Many have gone on this journey of scalability before us. It's worth remembering that there are many formal metrics to help us determine whether our code is too complex. "Cyclomatic complexity" is one example, a technique that evaluates details (such as code cohesion and branching depth) and can be tied into automated systems that raise a warning when a threshold for complexity is crossed.
In reality though, such metrics are a method of firefighting complexity rather than planning to avoid it. By looking at ways in which we can structure our code for success, we can minimize the need for such automated checks.
The first stop must be object-orientated programming (OOP). By encouraging a piece of functionality to be encapsulated in a class, we immediately impose a sense of separation in our application.
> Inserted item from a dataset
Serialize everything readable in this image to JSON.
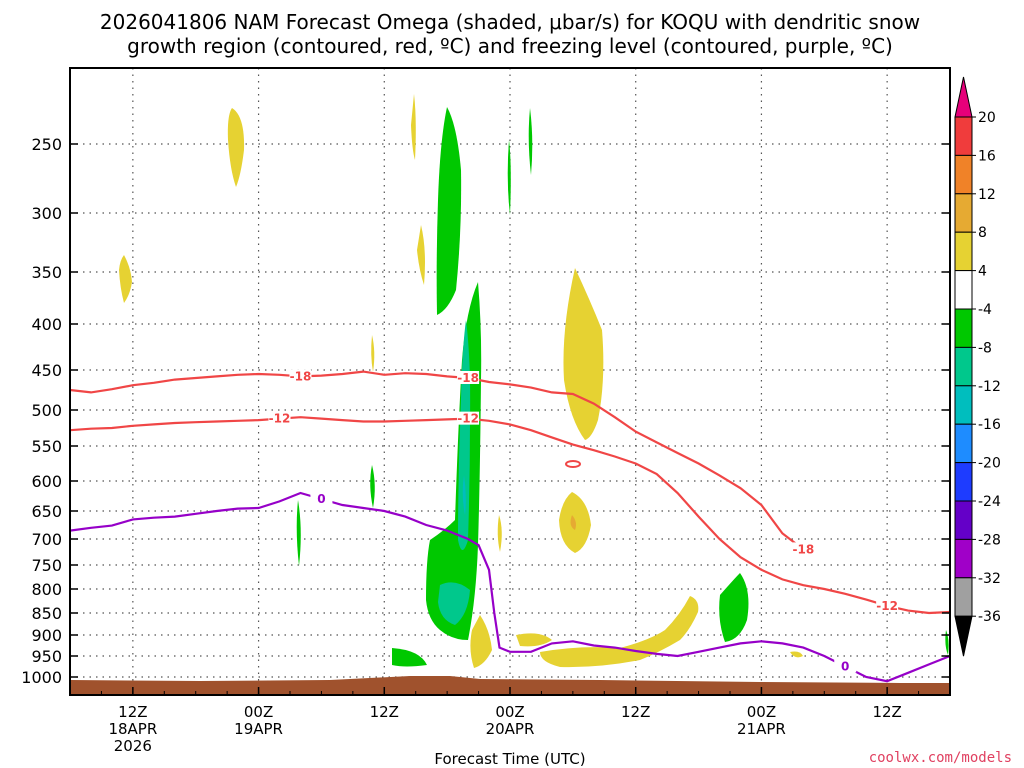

Just as splitting our multi-hundred-line script into separate chunks made sense, here we can formalize this approach by creating classes that take responsibility for a single piece of functionality.
With the photo gallery, the pagination is a great example of where concerns could overlap. My original implementation just had a lot of loops and conditional statements wrapped up with the HTML. Instead, we can have one class that does the logic of the pagination (for example, whether the "next" link is available) and another class responsible for generating the HTML based on this data.
In Ext JS 4, Sencha brought in a new class system that allows you to better create objects that encapsulate application functionality as well as a strong application framework. Ext JS 5 builds on this and adds some extra features to make the Ext JS application architecture ideal for everyone (from individual developers to large teams). The structured approach that it makes available allows you to scale a code base while keeping its foundations strong.